Something Blue: My Not So Secret Yarn Crush on Bluefaced Leicester
Victoria Magnus is an independent hand dyer and knitwear designer, and the woman behind Eden Cottage Yarns. Based in Yorkshire, Victoria is inspired by nature and her surroundings, and hand dyes all her yarns in her home kitchen. Stocked worldwide, Eden Cottage Yarns specialise in high quality natural fibres, dyed to a relaxing and understated palette, to allow the beauty to shine through in your projects.
When you’re an independent hand dyer by trade, and you’re exposed to a wide range of yarn bases, from the exotic to the workhorse, choosing one of them is a little like choosing a favourite child. We all know we shouldn’t really do it, but we do. Secretly. And, unlike children, it is sort of ok to have a favourite yarn. Something that offers that perfect mix of qualities, both as a canvas for dyeing, in my case, and as a material for creating beautiful projects. So I don’t mind putting my neck on the line and saying it out loud. For me, it’s all about Bluefaced Leicester.
The Bluefaced Leicester sheep, as a breed, was developed as a result of a breeding scheme in the 1700s to develop a longwool sheep. Primarily concentrated in the North of England for a long time, there are now also many flocks in Wales and Scotland. But the Bluefaced blood goes further than that – BFL rams are have sired over half the UK’s breeding mules.
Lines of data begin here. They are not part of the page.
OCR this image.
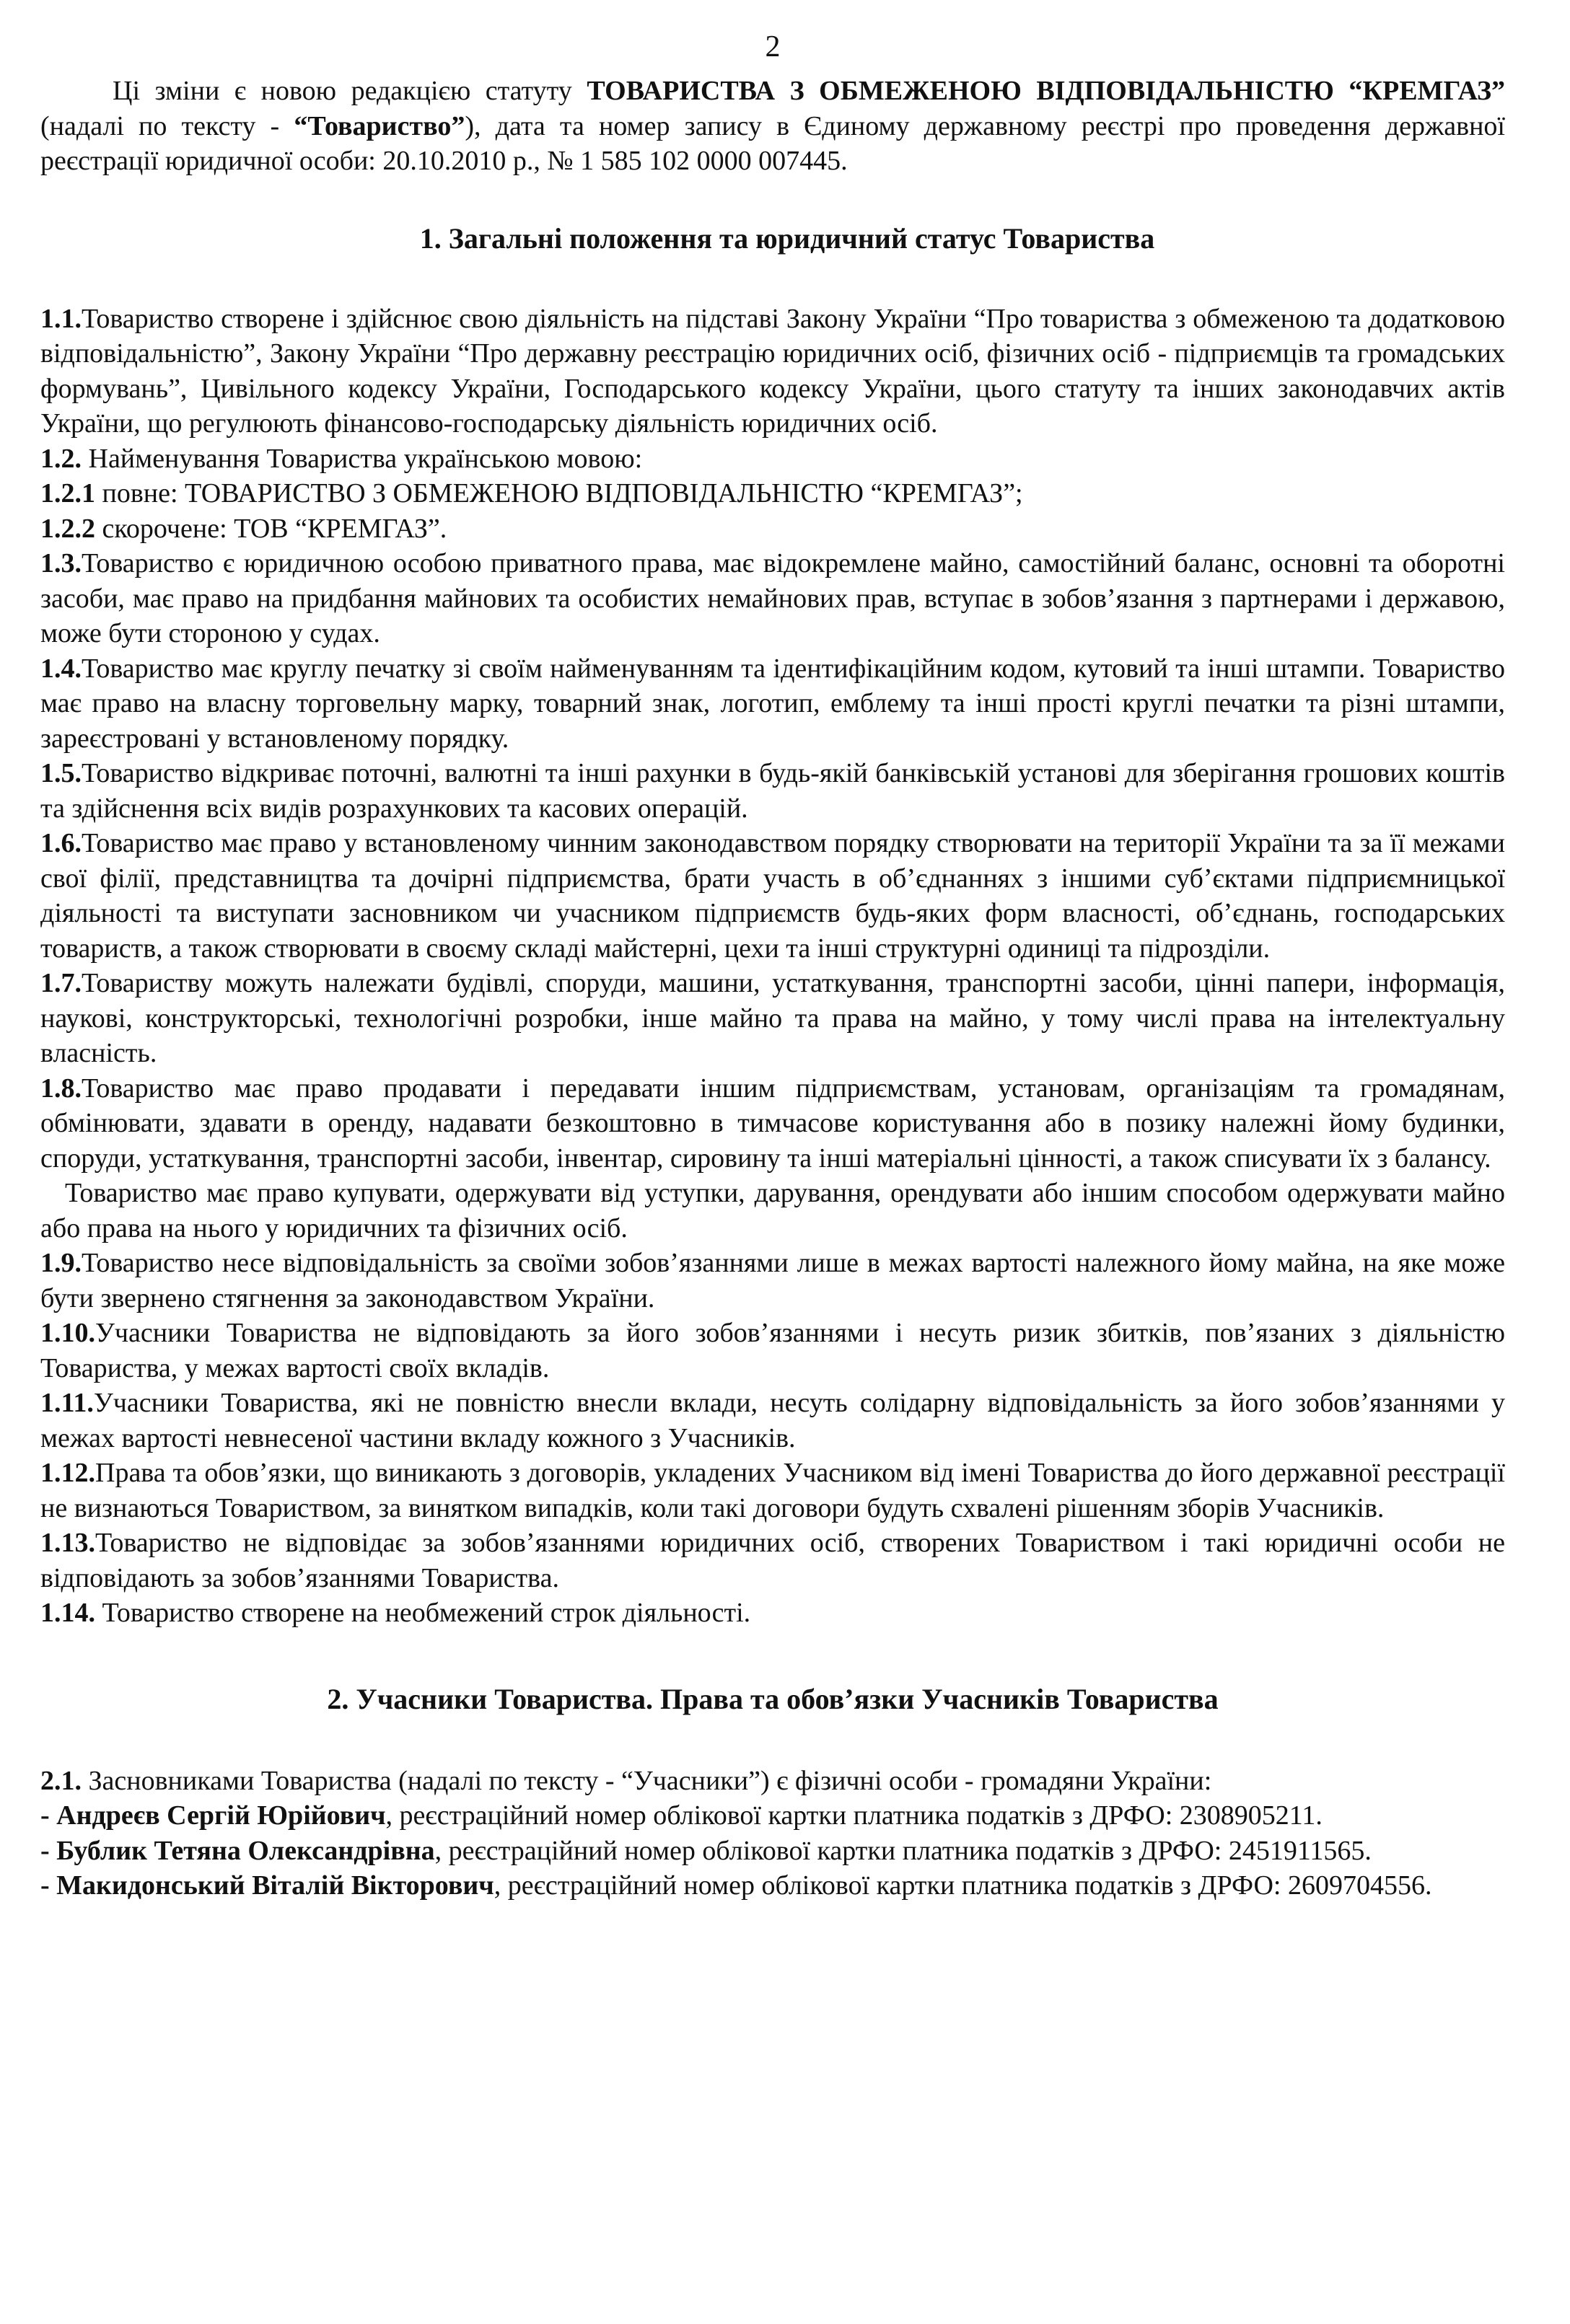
2

Ці зміни є новою редакцією статуту ТОВАРИСТВА З ОБМЕЖЕНОЮ ВІДПОВІДАЛЬНІСТЮ “КРЕМГАЗ” (надалі по тексту - “Товариство”), дата та номер запису в Єдиному державному реєстрі про проведення державної реєстрації юридичної особи: 20.10.2010 р., № 1 585 102 0000 007445.

1. Загальні положення та юридичний статус Товариства

1.1.Товариство створене і здійснює свою діяльність на підставі Закону України “Про товариства з обмеженою та додатковою відповідальністю”, Закону України “Про державну реєстрацію юридичних осіб, фізичних осіб - підприємців та громадських формувань”, Цивільного кодексу України, Господарського кодексу України, цього статуту та інших законодавчих актів України, що регулюють фінансово-господарську діяльність юридичних осіб.

1.2. Найменування Товариства українською мовою:

1.2.1 повне: ТОВАРИСТВО З ОБМЕЖЕНОЮ ВІДПОВІДАЛЬНІСТЮ “КРЕМГАЗ”;

1.2.2 скорочене: ТОВ “КРЕМГАЗ”.

1.3.Товариство є юридичною особою приватного права, має відокремлене майно, самостійний баланс, основні та оборотні засоби, має право на придбання майнових та особистих немайнових прав, вступає в зобов’язання з партнерами і державою, може бути стороною у судах.

1.4.Товариство має круглу печатку зі своїм найменуванням та ідентифікаційним кодом, кутовий та інші штампи. Товариство має право на власну торговельну марку, товарний знак, логотип, емблему та інші прості круглі печатки та різні штампи, зареєстровані у встановленому порядку.

1.5.Товариство відкриває поточні, валютні та інші рахунки в будь-якій банківській установі для зберігання грошових коштів та здійснення всіх видів розрахункових та касових операцій.

1.6.Товариство має право у встановленому чинним законодавством порядку створювати на території України та за її межами свої філії, представництва та дочірні підприємства, брати участь в об’єднаннях з іншими суб’єктами підприємницької діяльності та виступати засновником чи учасником підприємств будь-яких форм власності, об’єднань, господарських товариств, а також створювати в своєму складі майстерні, цехи та інші структурні одиниці та підрозділи.

1.7.Товариству можуть належати будівлі, споруди, машини, устаткування, транспортні засоби, цінні папери, інформація, наукові, конструкторські, технологічні розробки, інше майно та права на майно, у тому числі права на інтелектуальну власність.

1.8.Товариство має право продавати і передавати іншим підприємствам, установам, організаціям та громадянам, обмінювати, здавати в оренду, надавати безкоштовно в тимчасове користування або в позику належні йому будинки, споруди, устаткування, транспортні засоби, інвентар, сировину та інші матеріальні цінності, а також списувати їх з балансу.

Товариство має право купувати, одержувати від уступки, дарування, орендувати або іншим способом одержувати майно або права на нього у юридичних та фізичних осіб.

1.9.Товариство несе відповідальність за своїми зобов’язаннями лише в межах вартості належного йому майна, на яке може бути звернено стягнення за законодавством України.

1.10.Учасники Товариства не відповідають за його зобов’язаннями і несуть ризик збитків, пов’язаних з діяльністю Товариства, у межах вартості своїх вкладів.

1.11.Учасники Товариства, які не повністю внесли вклади, несуть солідарну відповідальність за його зобов’язаннями у межах вартості невнесеної частини вкладу кожного з Учасників.

1.12.Права та обов’язки, що виникають з договорів, укладених Учасником від імені Товариства до його державної реєстрації не визнаються Товариством, за винятком випадків, коли такі договори будуть схвалені рішенням зборів Учасників.

1.13.Товариство не відповідає за зобов’язаннями юридичних осіб, створених Товариством і такі юридичні особи не відповідають за зобов’язаннями Товариства.

1.14. Товариство створене на необмежений строк діяльності.

2. Учасники Товариства. Права та обов’язки Учасників Товариства

2.1. Засновниками Товариства (надалі по тексту - “Учасники”) є фізичні особи - громадяни України:

- Андреєв Сергій Юрійович, реєстраційний номер облікової картки платника податків з ДРФО: 2308905211.

- Бублик Тетяна Олександрівна, реєстраційний номер облікової картки платника податків з ДРФО: 2451911565.

- Макидонський Віталій Вікторович, реєстраційний номер облікової картки платника податків з ДРФО: 2609704556.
“But what about the yarn?” I hear you cry. Well, like the sheep it comes from, I consider BFL to be the perfect all rounder. Here’s why.
BFL, even by itself and without spinning it in with other fibres to create this effect, has a beautiful lustre that adds depth and interest to the final knitted fabric.
BFL, by far and away, wears better than merino and stands up to quite a bit of abuse, whilst still looking as good as the day you knit it. When you spend so long creating a garment, you want it to look its best for as long as possible. BFL offers this property in abundance.
The BFL in my hand dyed range (BFL Sock and Bowland DK) is worsted spun by the mill, which adds to the hardwearing properties mentioned above. Crucially, this spinning method also helps to reduce the amount of pilling in garments made from these yarns. Nobody wants to spend ages removing tatty pills, we want to be out showing our knitwear off. Unlike merino, you’ll spend little time with a pill remover on this yarn.
As a dyer, my heart sings at the way that colours glow when dyed onto this yarn base. The lustre of the fibres means that the yarn develops a wonderful shimmer too.
Can be superwashed
As if the other features mentioned above weren’t enough, this yarn also takes superwash treatment very well, making it easy to clean and care for. What more can we ask for?
To be honest, I could go on and on about the reasons why this yarn will remain my number one crush for some time to come, and I totally understand why it has surged in popularity in recent years. You simply cannot go wrong with the blend of qualities BFL brings to the table, no matter what type of item you’re looking to create. Garmets, accessories, socks, shawls – this yarn can do it all in spectacular style!
Thanks so much. Victoria. At WOVEMBER we love to revel in wool appreciation. Who else feels the need to go and pet all the BFL in their stash now?!